Monday, March 1, 2010

Conversation with sources

While i was rereading my paper i realized that my topic was still a bit everywhere. I wanted to tie in real world protest and college protest, but after reviewing my sources i have found that most of them are not really supportive of my research topic. I have rearranged my list of sources and now i feel that i can go on with my topic but in a new way. I want to tie in activism and protest here on the rutgers campus. I'm not sure exactly how i am going to do this, but i definately want to incorporate our campuses protest history with possibly what causes the actual protests. Do the outside factors such as war and politics have a large affect on the act of protesting on campuses? What has triggered past protests here on campus? How has that changed over time?

2 comments:

  1. I think it would be a very good project to look into the history of protest at Rutgers. Just from what I know and have lived through, there is a long history with a wide variety of causes. I was a student here during the 80s anti-Apartheid rally in front of the Rutgers Student Center, where I spent one night in a tent with a number of other Targum reporters and got to speak with Sister Souljah. In the early 1990s, when I began grad school here, I had an undergraduate girlfriend who was part of the circle of students who took over Milledoler Hall for a couple of weeks to protest tuition increases and the English Department's refusal to grant tenure to world famous poet Amiri Baraka (who went on to justify that decision when, as Poet Laureate of NJ, he wrote a poem blaming the Jews for 9/11 and was promptly de-Laureated by the legislature). And I have met several students involved in the anti-War march that shut down Route 18 a couple years ago, leading to the arrest of "the Rutgers three."

    ReplyDelete
  2. One thing I have observed is that in most cases where student protests escalate to the point where they get significant media coverage is that there is always some larger social issue that inflames passions - such as Apartheid or the War in Iraq. In the 60s it was the Civil Rights movement (Mario Savio and others at Berkeley were at first protesting the refusal of the school to grant funds to student organizations supporting the Civil Rights movement). The Milledoler sit-in during the 90s was really something of an anomaly because there was really no larger issue to inflame passions, which is why it was such a peaceful and almost forgettable incident -- even though it was allowed to go on for quite a while. It was really about tuition (which at that time was just over $2,000 so it is almost laughable that people were protesting) and students wanted representation on the Board of Governors to help contest tuition increases in the future. There really was no larger issue troubling the nation or inflaming student passions. Amiri Baraka, however, tried to hijack the demonstration to serve his own ends (of trying to gain tenure), even visiting the protesters (some of whom had taken his class) and getting them to march down College Ave to the former house (since razed) that stood in front of Alexander Library and housed Richard Poirier's office and the offices of The Raritan (a prestigious English lit journal that he had founded and edited). I was actually taking Poirier's graduate Emerson seminar in that building when campus police came in to offer us protection as the protesters (quite a large group -- possibly 75-100) surrounded the building for at least 30 minutes of slogan shouting because Poirier was widely seen (quite accurately, by his own admission to us during that protest) as the main force behind denying Baraka tenure. Baraka tried to make it about race. The truth is it was about prejudice of another kind: against creative writers or rabble rousers as opposed to "scholars" or true academics (in Poirier's view). In a sense, Baraka introduced some inflammatory issues into the protest to try to raise it up, but once his denial of tenure was affirmed that just died on its own.

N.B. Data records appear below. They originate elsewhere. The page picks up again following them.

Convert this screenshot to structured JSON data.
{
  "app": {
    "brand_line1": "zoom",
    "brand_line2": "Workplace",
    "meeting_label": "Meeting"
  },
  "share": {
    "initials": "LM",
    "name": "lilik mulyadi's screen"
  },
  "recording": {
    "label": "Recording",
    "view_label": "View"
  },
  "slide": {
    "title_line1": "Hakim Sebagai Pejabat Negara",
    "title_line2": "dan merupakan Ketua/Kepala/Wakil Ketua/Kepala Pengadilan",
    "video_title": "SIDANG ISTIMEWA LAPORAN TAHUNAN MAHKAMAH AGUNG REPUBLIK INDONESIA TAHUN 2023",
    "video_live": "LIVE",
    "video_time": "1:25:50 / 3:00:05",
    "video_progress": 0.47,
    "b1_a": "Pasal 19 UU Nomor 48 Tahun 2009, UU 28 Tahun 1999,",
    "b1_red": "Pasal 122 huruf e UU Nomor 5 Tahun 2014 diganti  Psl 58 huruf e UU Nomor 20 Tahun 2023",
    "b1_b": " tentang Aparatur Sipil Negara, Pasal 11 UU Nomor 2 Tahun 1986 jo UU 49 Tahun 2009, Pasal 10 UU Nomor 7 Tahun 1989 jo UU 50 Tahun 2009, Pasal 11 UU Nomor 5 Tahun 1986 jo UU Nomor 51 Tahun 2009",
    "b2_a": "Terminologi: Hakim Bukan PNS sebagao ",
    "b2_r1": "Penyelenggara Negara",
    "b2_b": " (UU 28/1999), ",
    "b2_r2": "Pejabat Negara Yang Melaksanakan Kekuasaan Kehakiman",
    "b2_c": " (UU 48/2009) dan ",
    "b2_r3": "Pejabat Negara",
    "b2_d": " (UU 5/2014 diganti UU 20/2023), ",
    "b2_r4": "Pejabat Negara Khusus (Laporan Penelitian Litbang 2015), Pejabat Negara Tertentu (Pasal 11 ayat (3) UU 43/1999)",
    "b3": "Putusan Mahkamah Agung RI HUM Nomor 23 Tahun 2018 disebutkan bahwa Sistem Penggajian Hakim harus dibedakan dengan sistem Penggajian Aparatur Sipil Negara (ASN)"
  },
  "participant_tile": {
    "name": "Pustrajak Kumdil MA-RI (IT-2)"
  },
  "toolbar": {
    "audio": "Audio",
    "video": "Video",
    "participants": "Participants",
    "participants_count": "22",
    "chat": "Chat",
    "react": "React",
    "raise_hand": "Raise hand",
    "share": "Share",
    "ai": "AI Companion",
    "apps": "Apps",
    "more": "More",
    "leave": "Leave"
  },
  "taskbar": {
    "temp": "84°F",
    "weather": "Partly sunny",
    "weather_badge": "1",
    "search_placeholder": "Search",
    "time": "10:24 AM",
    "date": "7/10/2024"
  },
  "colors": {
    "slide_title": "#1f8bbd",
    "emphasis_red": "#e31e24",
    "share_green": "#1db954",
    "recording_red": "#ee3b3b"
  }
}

    Hope that brief history helps. I left out Tent City, which is all about tuition really and funding - though during the Darfur issue it got a little more inflamed.

    So I would say funding issues get students to protest, but it takes some larger issue to turn it into a full-blown Strike or March or student action. It's sort of like the difference between a storm and a tornado: a storm just has the energy of the storm itself to sustain it, but a tornado usually has the Jet Stream overhead and a clash of warm Gulf air and cool mountain air all coming together to create perfect tornado conditions. The same is true of protests. Without a war or terrible Civil Rights issues to inflame passions, the movement does not go very far. It does not have enough energy to sustain itself on the local issue alone. It needs some larger social injustice or problem to provide sufficient energy to galvanize students.